Dodd-Frank Did Not Invent Consumer Protection, Just Ask Rep. Clay

COMMENTARY Markets and Finance

Dodd-Frank Did Not Invent Consumer Protection, Just Ask Rep. Clay

Apr 25th, 2017 1 min read
Norbert J. Michel, Ph.D.

Director, Center for Data Analysis

Norbert Michel studies and writes about financial markets and monetary policy, including the reform of Fannie Mae and Freddie Mac.
President Barack Obama shakes hands with co-sponsors of the Dodd-Frank Wall Street Reform and Consumer Protection Act. Larry Downing/Reuters/REUTERS/Newscom

The regulatory behemoth Dodd-Frank created the Consumer Financial Protection Bureau (CFPB) based on the false notion that the financial crisis happened due to lack of consumer protections. In order to “fix” this problem, Dodd-Frank transferred enforcement authority for 22 specific consumer financial protection statutes to this new agency.

The truth is, banks, and all firms for that matter, were subject to consumer protection rules even before Dodd-Frank. In a recent House Financial Services hearing, Rep.
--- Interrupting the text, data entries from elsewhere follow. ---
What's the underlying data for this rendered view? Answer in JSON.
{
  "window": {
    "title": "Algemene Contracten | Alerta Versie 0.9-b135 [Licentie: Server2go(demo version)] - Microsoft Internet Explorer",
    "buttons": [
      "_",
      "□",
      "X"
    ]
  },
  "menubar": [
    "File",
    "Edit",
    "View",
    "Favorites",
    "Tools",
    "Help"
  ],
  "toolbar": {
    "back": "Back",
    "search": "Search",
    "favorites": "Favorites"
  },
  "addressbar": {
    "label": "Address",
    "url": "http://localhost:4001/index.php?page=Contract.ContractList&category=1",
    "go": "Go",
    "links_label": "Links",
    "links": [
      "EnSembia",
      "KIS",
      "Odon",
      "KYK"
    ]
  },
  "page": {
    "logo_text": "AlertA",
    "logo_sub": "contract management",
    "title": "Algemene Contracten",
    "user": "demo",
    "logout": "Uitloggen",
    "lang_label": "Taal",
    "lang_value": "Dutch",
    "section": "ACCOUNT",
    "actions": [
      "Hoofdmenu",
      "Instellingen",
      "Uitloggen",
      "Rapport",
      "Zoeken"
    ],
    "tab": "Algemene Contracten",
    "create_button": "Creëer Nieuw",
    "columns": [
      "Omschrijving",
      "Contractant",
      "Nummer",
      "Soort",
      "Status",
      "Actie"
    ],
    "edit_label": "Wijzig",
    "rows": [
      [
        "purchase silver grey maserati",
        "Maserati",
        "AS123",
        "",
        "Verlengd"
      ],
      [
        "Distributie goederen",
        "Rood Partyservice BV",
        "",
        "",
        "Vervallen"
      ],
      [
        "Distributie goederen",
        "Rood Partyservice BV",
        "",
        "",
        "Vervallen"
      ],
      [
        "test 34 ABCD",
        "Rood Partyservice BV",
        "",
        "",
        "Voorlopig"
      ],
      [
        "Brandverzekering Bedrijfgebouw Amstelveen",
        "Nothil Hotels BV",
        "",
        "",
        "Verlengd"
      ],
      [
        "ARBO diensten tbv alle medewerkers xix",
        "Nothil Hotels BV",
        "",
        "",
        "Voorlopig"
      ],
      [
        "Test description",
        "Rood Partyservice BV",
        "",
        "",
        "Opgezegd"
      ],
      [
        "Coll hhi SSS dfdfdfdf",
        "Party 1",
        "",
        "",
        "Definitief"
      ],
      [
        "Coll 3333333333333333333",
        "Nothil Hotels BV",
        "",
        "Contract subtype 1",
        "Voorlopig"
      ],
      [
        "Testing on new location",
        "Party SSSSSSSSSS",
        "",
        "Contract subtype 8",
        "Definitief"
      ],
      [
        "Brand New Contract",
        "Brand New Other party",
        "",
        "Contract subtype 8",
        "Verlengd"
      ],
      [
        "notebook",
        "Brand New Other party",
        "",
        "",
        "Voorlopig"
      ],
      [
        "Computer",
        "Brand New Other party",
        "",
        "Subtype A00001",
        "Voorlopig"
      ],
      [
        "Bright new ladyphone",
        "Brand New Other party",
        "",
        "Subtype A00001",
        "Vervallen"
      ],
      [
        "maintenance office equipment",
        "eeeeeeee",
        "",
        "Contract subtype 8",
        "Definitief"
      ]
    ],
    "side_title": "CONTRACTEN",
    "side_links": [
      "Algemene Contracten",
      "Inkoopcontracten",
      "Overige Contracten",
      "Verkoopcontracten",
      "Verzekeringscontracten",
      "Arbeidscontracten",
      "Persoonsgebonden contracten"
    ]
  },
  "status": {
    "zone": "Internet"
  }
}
William Lacy Clay of Missouri, the top Democrat on the committee, made exactly the same point.

Clay’s statement acknowledges that Dodd-Frank was a solution in search of problem--placing the massive deregulation fallacy, used by many to push through the law, flat on its face.

Dodd-Frank does little to fix the problems that existed prior to the 2008 collapse and does less to prevent a future collapse. Congress should repeal Dodd-Frank and enact financial regulatory reform that would benefit both creditors and consumers.